I can confirm that during surgery, with headphones on listening to music, I heard a certain amount of banging, and recall the sound of staples being used to seal the wound. But it seemed a world away. In fact the anaethetist did speak to me on one occasion, but only to wake me up because I was snoring! Within minutes of the operation being completed I was in the recovery ward, fully conscious and having a cuppa.

In the operating theatre during surgery there was the surgeon, an assistant, the anaesthetist and assistant, the scrub nurse and two or three ‘runners’. So when Mr. Nasra says he needed a certain type of joint the ‘runner’ went to shelves in the store room to get the right prosthetic piece. For a hip replacement there are up to six sizes for the ball joint, and more for the cup.

“We need more than one of each in case we do several replacements in a few days, and do not want to run out,” he said. “The success of hip operations is multi-factorial. It is a combined effort from everyone involved in the patient’s care, which in turn reduces the patient’s stay in hospital after surgery. When I arrived at St Mary’s in 2000 the length of stay was about two weeks. But we have subsequently worked on a fast-track discharge.

“It is a combined effort by surgeon, anaesthetist, doctors and nurses, occupational therapists and physiotherapists. We have pre-admission clinics for everyone to be examined before surgery, and the patients are given leaflets and booklets to explain the procedure, and what they can and cannot do after the operation. It is about preparation and attention to detail.

“Now a patient can be discharged more quickly but without compromising their safety. The length of stay after a hip operation is around five days – a significant reduction to even five years ago.”

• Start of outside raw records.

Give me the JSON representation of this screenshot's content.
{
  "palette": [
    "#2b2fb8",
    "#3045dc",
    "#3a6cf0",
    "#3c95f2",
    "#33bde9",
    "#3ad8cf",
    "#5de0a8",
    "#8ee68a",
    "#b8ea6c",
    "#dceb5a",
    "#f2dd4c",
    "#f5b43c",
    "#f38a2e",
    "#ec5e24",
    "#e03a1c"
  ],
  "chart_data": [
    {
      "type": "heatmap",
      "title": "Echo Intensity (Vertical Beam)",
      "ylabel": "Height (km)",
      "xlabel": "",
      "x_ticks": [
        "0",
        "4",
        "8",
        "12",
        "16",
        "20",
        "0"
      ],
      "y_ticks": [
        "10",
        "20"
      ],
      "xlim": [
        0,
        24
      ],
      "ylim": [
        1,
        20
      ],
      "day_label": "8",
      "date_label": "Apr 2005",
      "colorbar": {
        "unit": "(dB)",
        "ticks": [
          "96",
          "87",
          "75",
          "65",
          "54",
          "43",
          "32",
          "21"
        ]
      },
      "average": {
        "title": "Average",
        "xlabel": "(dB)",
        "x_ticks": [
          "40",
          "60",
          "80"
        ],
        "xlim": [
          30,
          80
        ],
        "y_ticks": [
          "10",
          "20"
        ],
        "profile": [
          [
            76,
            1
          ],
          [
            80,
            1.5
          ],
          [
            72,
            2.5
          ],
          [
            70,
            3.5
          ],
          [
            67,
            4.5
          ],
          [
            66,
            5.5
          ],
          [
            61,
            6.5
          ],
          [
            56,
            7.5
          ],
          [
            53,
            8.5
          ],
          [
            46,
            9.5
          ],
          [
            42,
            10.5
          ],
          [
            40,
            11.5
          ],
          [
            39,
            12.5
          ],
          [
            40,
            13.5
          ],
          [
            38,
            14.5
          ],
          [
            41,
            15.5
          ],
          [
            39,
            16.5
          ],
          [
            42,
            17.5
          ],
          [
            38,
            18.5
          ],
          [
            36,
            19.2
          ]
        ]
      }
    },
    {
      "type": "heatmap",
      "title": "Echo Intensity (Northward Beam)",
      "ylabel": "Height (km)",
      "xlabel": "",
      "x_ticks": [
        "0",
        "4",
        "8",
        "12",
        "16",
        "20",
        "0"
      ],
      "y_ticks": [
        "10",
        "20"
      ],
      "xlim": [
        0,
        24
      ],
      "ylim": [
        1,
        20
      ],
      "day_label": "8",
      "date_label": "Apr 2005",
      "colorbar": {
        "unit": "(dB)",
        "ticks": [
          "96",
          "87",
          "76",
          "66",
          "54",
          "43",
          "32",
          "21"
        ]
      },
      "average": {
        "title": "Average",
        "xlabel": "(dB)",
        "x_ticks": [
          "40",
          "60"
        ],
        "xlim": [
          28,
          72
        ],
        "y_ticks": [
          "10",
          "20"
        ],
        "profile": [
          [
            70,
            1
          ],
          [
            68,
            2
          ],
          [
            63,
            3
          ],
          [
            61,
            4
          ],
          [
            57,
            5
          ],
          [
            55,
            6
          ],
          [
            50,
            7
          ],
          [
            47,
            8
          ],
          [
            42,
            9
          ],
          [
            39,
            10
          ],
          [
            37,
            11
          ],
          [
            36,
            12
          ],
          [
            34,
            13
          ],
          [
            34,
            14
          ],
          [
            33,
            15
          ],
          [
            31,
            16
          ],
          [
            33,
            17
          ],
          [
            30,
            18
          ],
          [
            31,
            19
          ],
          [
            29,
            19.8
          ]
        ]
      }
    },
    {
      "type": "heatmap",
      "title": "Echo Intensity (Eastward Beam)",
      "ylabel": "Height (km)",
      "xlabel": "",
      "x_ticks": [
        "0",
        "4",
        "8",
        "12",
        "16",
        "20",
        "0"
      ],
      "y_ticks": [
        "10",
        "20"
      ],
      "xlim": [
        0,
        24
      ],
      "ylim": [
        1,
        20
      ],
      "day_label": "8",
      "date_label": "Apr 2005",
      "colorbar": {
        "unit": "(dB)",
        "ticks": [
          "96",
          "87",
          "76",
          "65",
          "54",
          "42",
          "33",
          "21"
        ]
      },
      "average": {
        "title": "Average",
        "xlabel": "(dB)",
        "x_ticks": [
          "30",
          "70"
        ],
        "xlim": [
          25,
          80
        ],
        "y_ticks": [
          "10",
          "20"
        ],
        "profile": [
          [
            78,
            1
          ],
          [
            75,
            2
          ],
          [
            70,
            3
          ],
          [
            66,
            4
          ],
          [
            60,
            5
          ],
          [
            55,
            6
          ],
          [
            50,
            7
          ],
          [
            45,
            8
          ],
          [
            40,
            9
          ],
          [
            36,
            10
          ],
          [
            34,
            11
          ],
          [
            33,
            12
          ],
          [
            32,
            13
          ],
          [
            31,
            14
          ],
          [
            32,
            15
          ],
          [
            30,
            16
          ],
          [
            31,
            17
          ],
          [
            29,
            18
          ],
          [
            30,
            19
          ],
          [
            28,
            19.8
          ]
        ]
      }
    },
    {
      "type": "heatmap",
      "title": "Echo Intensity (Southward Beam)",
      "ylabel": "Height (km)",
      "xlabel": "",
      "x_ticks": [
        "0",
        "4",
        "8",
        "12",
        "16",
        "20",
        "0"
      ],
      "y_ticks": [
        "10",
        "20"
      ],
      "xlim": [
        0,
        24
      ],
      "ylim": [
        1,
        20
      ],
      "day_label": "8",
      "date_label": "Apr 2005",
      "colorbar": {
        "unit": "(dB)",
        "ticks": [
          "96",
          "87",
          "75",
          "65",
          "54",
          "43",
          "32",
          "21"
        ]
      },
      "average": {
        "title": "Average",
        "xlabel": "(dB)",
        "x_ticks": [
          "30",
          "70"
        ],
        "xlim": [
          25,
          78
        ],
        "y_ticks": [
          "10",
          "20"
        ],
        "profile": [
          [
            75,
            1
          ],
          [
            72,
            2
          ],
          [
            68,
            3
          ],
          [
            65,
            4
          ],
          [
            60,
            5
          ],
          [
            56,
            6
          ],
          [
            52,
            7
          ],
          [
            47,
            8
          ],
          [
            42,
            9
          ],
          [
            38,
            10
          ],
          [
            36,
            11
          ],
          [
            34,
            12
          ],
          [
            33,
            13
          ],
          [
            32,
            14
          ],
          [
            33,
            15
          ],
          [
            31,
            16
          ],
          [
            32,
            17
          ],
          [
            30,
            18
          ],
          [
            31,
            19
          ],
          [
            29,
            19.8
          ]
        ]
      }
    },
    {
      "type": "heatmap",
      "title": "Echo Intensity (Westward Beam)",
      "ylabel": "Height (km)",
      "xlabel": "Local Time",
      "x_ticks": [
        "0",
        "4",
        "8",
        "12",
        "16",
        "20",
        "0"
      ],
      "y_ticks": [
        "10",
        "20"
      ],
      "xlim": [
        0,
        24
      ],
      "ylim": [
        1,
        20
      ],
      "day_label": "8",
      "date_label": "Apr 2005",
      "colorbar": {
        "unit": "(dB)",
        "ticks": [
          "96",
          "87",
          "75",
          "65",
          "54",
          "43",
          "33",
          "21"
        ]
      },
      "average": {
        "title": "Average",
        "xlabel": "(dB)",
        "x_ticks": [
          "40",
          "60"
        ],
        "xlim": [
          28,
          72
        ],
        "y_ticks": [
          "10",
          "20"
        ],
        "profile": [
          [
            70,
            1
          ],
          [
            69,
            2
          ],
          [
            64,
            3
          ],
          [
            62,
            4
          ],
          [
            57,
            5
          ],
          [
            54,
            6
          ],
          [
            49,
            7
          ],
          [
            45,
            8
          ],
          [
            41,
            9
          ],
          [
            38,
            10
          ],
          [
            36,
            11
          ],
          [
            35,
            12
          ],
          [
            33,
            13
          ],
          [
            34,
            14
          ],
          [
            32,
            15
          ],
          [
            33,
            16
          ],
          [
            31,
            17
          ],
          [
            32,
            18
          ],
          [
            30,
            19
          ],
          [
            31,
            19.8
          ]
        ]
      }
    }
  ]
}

I was discharged little more than 48 hours after surgery and told it was because I was quite fit and healthy and still comparatively young for such an operation. A nurse specialist clinic has also been created, with the nurse overseeing all post-operative patients; usually six weeks for knees and three months for hips. But because my hip was un-cemented I was seen again after six weeks.

In all there were a dozen or more NHS staff caring for me, from ward sister to occupational therapist and surgeon to the district nurse, who visited me at home to dress my wound several times after discharge. I would like to thank all of them, and I hope that recounting my experiences will help allay the fears of any reader who is about to face similar hip replacement surgery.

And as real bonus for the first time in more years than I can remember I can now put on my left sock unaided, and tie my left shoe lace again. So for me the operation is already proving a big success!